The beginning of 2007 saw me in a place I’d not been for a while. I was single for the first time in two years. Since my last visit to this territory, I was a changed person. I now had experience of sex and love. I had a taste for it. I sought satisfaction of my cravings and in doing so, I wanted to forget about my ex. I wanted to wash that man right out of my hair like I would wash away knits. I was going to deal with this in typical man fashion; the best way to get over someone is by getting under someone. On an aside, I have since learned that this is so not true.
I developed a multi-pronged strategy of ways in how I might get myself out there. I would utilise friends of friends, dating sites, classifieds and make myself stand out in night clubs. Deep down I wanted to prove to myself I was capable of moving on and being an independent person. I was up for fleeting encounters or a blossoming romance. I really wasn’t that fussy. I just wanted a replacement. It all seems very pathetic now I look back on it, but this is genuinely how I felt. Pursuing romance was a bit like Pan’s Labyrinth; it was a journey of encounters with many freaks and oddities.
My journey spanned six months. To this date, I believe I put myself out there as much as a person just out of a relationship could. I’ve spoken with single friends and they agree I met many freaks. I would like to think I’ve provided a service to all the gay singletons out there. I have tagged those freaks with a big fuck-off blinking light to ward off doh-eyed singletons. Just in case warning lights are not sufficient, I have taken the liberty of detailing my experience with these individuals by giving them appropriate code names. This is the closest to a name and shame campaign I will ever get.
I met this one in a gay bar. He was a six foot, dark Spaniard that would steal the breath from any red blooded girl or gay man. We had a kiss and left the club soon enough. It was a rare weekend that I had the apartment to myself. I wanted to make the most of it. We went to bed and kissed a bit more. I made a purposeful move that he did not acknowledge. I tried to take it up a notch, once again. It was then I received more information about the Spaniard’s day than I cared to know. Apparently, he had masturbated twice that day and already slept with someone. I really didn’t know what to do with this information. I think my mouth remained open in shock until he left my house at 06.00 the next morning.
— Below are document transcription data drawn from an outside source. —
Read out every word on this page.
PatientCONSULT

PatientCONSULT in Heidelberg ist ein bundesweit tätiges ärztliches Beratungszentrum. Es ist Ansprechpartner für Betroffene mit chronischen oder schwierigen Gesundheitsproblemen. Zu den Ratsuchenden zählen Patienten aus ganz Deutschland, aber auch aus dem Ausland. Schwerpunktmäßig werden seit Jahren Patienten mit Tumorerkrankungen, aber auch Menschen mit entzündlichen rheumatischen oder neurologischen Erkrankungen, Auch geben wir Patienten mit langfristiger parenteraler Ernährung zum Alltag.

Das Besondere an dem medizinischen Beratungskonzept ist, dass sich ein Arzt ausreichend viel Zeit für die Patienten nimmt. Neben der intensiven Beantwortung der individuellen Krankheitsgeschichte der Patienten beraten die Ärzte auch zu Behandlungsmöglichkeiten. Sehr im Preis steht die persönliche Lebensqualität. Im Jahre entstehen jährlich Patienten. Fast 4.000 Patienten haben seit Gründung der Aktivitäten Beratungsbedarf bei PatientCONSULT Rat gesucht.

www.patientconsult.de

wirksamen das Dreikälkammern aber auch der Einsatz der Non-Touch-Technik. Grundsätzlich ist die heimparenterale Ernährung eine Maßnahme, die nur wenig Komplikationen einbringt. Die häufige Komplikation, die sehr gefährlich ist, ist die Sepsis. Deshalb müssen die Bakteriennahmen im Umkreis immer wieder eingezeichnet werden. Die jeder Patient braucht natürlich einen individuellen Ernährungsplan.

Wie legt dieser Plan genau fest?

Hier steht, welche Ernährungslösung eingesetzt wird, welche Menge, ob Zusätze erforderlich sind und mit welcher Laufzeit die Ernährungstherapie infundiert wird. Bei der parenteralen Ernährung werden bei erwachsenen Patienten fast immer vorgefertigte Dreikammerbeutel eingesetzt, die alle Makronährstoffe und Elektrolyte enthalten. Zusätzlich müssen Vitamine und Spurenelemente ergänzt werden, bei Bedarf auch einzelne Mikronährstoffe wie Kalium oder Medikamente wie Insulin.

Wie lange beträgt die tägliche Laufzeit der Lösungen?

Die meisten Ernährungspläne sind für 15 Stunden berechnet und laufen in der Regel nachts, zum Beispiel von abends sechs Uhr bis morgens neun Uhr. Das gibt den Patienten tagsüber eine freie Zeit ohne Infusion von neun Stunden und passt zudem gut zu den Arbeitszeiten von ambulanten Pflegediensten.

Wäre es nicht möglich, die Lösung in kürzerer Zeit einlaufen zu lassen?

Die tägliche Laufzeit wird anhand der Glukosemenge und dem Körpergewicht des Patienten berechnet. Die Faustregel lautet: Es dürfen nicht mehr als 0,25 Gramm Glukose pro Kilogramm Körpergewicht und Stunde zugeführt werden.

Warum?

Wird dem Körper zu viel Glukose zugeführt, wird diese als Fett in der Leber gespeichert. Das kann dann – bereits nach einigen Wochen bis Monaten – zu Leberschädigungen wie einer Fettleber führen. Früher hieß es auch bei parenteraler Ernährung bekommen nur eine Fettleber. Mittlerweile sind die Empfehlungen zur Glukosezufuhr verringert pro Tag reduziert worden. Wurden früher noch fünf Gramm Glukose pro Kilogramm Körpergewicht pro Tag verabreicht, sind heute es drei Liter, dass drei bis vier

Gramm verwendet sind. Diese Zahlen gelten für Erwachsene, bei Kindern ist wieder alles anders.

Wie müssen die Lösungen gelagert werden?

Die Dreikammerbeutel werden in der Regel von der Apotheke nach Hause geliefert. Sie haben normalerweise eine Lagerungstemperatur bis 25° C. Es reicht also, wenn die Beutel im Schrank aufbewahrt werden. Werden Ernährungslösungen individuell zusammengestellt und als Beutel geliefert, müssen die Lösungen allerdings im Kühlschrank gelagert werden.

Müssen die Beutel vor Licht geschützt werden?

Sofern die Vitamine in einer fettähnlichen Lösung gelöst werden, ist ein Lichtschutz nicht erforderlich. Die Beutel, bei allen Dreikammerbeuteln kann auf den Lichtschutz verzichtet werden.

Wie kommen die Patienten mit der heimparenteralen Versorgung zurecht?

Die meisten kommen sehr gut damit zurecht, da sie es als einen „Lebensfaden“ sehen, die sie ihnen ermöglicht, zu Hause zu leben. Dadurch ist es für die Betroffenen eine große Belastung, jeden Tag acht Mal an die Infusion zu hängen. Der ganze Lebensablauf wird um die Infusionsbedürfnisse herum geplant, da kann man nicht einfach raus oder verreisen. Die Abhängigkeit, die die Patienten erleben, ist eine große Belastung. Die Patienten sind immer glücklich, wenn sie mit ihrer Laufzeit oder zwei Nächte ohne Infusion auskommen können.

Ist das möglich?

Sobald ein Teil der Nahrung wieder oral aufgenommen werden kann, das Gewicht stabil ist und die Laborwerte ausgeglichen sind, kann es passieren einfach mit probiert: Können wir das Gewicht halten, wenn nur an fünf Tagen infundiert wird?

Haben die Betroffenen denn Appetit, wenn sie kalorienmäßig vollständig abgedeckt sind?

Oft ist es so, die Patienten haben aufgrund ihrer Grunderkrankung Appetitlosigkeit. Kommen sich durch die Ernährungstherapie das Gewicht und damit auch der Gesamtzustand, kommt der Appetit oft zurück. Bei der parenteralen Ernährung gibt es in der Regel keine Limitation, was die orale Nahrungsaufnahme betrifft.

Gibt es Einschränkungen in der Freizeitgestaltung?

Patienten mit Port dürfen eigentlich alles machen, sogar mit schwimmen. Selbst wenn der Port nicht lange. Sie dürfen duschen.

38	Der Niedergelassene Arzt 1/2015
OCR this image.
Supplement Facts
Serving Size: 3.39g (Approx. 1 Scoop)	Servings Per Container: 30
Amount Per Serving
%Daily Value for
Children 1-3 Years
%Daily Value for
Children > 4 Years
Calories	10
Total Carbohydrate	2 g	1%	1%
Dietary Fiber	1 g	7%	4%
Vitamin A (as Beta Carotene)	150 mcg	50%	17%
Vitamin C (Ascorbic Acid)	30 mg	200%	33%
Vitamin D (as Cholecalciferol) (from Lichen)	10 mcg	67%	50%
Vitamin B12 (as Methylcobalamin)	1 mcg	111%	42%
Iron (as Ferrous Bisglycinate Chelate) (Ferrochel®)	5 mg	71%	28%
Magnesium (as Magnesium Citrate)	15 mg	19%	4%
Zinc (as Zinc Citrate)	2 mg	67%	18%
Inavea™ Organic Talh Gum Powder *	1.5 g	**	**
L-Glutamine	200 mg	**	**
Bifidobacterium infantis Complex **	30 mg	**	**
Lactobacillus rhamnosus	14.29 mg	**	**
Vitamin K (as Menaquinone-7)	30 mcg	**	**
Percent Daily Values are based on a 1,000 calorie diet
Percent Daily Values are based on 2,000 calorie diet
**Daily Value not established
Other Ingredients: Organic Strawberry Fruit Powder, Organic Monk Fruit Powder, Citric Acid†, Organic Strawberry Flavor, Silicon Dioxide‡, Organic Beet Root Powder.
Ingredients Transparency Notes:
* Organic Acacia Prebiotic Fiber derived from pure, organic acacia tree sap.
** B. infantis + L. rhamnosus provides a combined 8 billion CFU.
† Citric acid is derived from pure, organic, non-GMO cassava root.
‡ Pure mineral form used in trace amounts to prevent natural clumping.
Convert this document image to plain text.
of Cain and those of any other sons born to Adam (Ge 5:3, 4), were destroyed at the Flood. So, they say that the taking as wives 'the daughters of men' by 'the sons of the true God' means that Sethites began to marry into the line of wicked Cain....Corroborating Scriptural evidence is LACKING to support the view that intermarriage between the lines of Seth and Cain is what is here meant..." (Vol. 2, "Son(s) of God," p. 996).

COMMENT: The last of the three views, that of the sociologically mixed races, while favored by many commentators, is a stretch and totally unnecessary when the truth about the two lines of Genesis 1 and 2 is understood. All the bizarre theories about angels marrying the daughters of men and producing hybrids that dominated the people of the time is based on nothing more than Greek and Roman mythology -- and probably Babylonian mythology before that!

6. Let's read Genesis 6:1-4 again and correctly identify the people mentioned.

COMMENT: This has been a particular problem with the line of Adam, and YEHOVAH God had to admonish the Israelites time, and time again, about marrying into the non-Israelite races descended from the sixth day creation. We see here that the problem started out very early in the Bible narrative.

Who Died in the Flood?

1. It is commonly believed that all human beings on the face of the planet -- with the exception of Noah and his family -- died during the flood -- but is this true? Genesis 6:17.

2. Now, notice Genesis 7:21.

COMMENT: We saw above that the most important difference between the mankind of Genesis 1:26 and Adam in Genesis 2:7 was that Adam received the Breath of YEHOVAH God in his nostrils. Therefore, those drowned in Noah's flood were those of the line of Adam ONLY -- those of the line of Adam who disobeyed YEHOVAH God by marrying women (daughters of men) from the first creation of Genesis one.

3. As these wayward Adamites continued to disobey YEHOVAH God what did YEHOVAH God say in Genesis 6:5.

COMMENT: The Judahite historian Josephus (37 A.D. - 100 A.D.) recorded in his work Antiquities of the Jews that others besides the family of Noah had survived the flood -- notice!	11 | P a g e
This boy wasn’t so much a freak as a complete mess. He was a very good looking guy that I met by creating a classified. We chatted for hours and to be honest had good fun. He seemed like a really nice guy. While chatting, he slipped up and it was obvious he had given a fake name. I was cool with it and we moved on. We drank lots of wine. He wasn’t too bothered with the wine, but seemed insistent that I drink it. We moved things to the bedroom. While lying on the bed, I realised I was fading out. “The room is spinning,” I exclaimed. “And not for the right reasons. It was then I fell asleep. The next morning, he was too sick to do anything. This was our last encounter. He told me he wanted a relationship with me and then revealed he only said that because he felt I wanted him to say it. I put an end to it by telling him to go ‘fuck himself’.
The Lenten Boy
I met this guy in the George. After the club had long finished serving, we walked to the night bus, where we chatted for hours. We texted most days until our next date. During one of these texts, he jokingly said he was giving up sex for Lent. The texts drew us to our next meeting, which happened to fall on Shrove Tuesday. I suggested we make pancakes at my house – pancakes accompanied by metaphorical coffee, I thought. We cooked up pancakes and had indepth conversation during which Lenten Boy revealed he once tried to kill himself. I could have vacated the room and he would have continued talking. We went to bed and had a bit of a snog. I then made my well-practiced, purposeful move. He told me he had given up sex for Lent. I looked at my watch and it was two minutes past midnight. Lent had ensued. I may have turned on my side and mouthed “OMG” in disbelief to myself a few times.
The Lesbian Boy
I went to a Lesbian club one night. It was unsurprisingly swamped with women. I managed to meet what I thought was a really nice guy there. We had a kiss and then exchanged numbers. I heard from him soon after and we arranged to meet for coffee. On our third date I had gastric flu and a cold sore. The facial herpes and excessive sweating due to fever did not seem to deter him. He was thrilled when I invited him to stay. The next morning he made a move on me and I said I didn’t think it was wise to get up to anything given my condition. He seemed puzzled so I spelt it out for him. He became really narky and started getting dressed. I asked him what the problem was. He told me I wasn’t the only one who could put the lid on the “honeypot”. As a friend put it, you have to be black to use terms like “honeypot”. The whole thing went tits up after that.